L’appel logé en Cour suprême par le Directeur des poursuites publiques (DPP), contestant la décision de la Cour intermédiaire d’arrêter le procès contre l’ancien Chairman de Mauritius Duty Free Paradise (MDFP), Joy Beeharry, et les deux autres hauts cadres, Uday Ramdhonee et Vele Govinden, a été entendu hier devant les juges Abdoorafeek Hamuth et Asraf Caunhye. Si le DPP soutient que la décision de la Cour intermédiaire d’agréer à la motion de la défense pour l’arrêt du procès était « prématurée », les avocats des trois défendeurs ont quant à eux fait état d’« irrégularités », dont le fait que la police n’ait pas communiqué au DPP un document important qu’elle détenait.
Le 7 mars 2014, les magistrats Vijay Appadoo et Pranay Sewpal avaient ordonné l’arrêt du procès contre Joy Beeharry et les deux autres hauts cadres de la Mauritius Duty Free Paradise, à savoir Uday Ramdhonee et Vele Govinden, poursuivis pour “fraudulent use of property”. La cour avait déploré que les documents envoyés au DPP « ne contenaient pas la liste des bénéficiaires de cadeaux ». Ce faisant, elle avait conclu à un “serious miscarriage of justice”. En accédant à la motion de la défense pour l’arrêt des procédures, les magistrats avaient évoqué un “deliberate concealment” de cette liste de la part de la police, car les magistrats avaient aussi souligné que les informations y figurant avaient été utilisées de façon sélective.?Le DPP avait alors interjeté appel de cette décision, dans un document ne contenant pas moins de 15 “grounds of appeal”. Lors des débats dans cette affaire hier en Cour suprême, les avocats des différentes parties ont soumis leur “written submissions” et leur “skeleton arguments” à la cour avant de procéder. Le DPP, représenté par Mes Asha Egan-Ramano et Medaven Armoogum, a souligné que la motion d’arrêt du procès agréée par la Cour intermédiaire était « prématurée », du fait que cette requête avait été entendue au beau milieu du procès, alors que le témoignage du principal enquêteur de la police dans cette affaire, le chef inspecteur Heman Ghoorah, n’avait pas encore été complété.
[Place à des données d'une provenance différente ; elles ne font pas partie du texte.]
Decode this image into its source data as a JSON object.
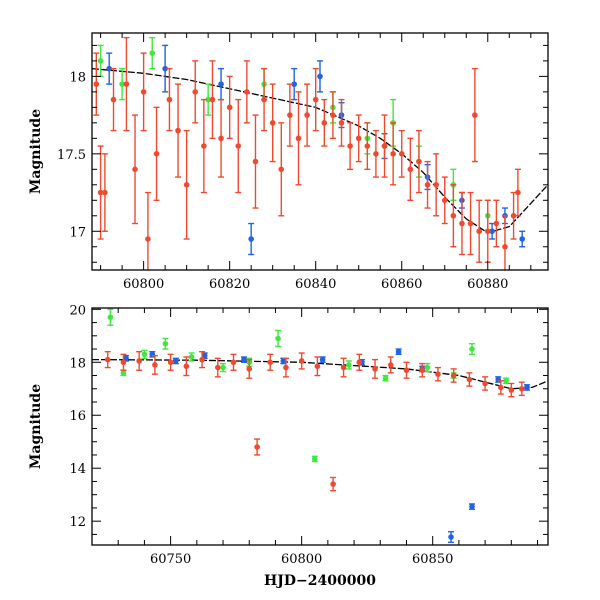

Le DPP soutient aussi que l’authenticité de la liste des bénéficiaires n’avait pas été déterminée « alors que cette liste n’avait pas été produite comme preuve » en cour.
Le juge Caunhye devait toutefois signaler aux représentants du DPP qu’il « n’y avait eu aucune objection de la poursuite » à ce que cette motion d’arrêt du procès soit entendue en Cour intermédiaire et que ce n’est que dans ses raisons d’appel que le DPP en fait mention. Joy Beeharry ainsi que Uday Ramdhonee et Vele Govinden avaient toujours soutenu que les produits trouvés en leur possession (parfums, vins et autres) lors d’une perquisition par la police étaient « des cadeaux » que la boutique hors taxes avait l’habitude d’offrir à ses employés et à des clients, y compris aux douanes, aux ministères, aux banques et aux managers de MDFP.
« L’enquêteur principal de la police, le chef inspecteur Ghoora, n’avait pas communiqué le document au DPP », a souligné l’avocat de Vele Govinden, Me Rishi Pursem. Me Robin Ramburn, SC, qui représente Joy Beeharry aux côtés de sir Hamid Moollan, QC, et Mes Yousouf Mohamed, SC et Antoine Domingue, SC, a abondé dans le même sens, faisant état de nombreuses « irrégularités » décelées par les magistrats du fait que la police « avait gardé ce document clé sans le communiquer au DPP ». Les juges Asraf Caunhye et Abdoorafeek Hamuth ont mis leur jugement en délibéré.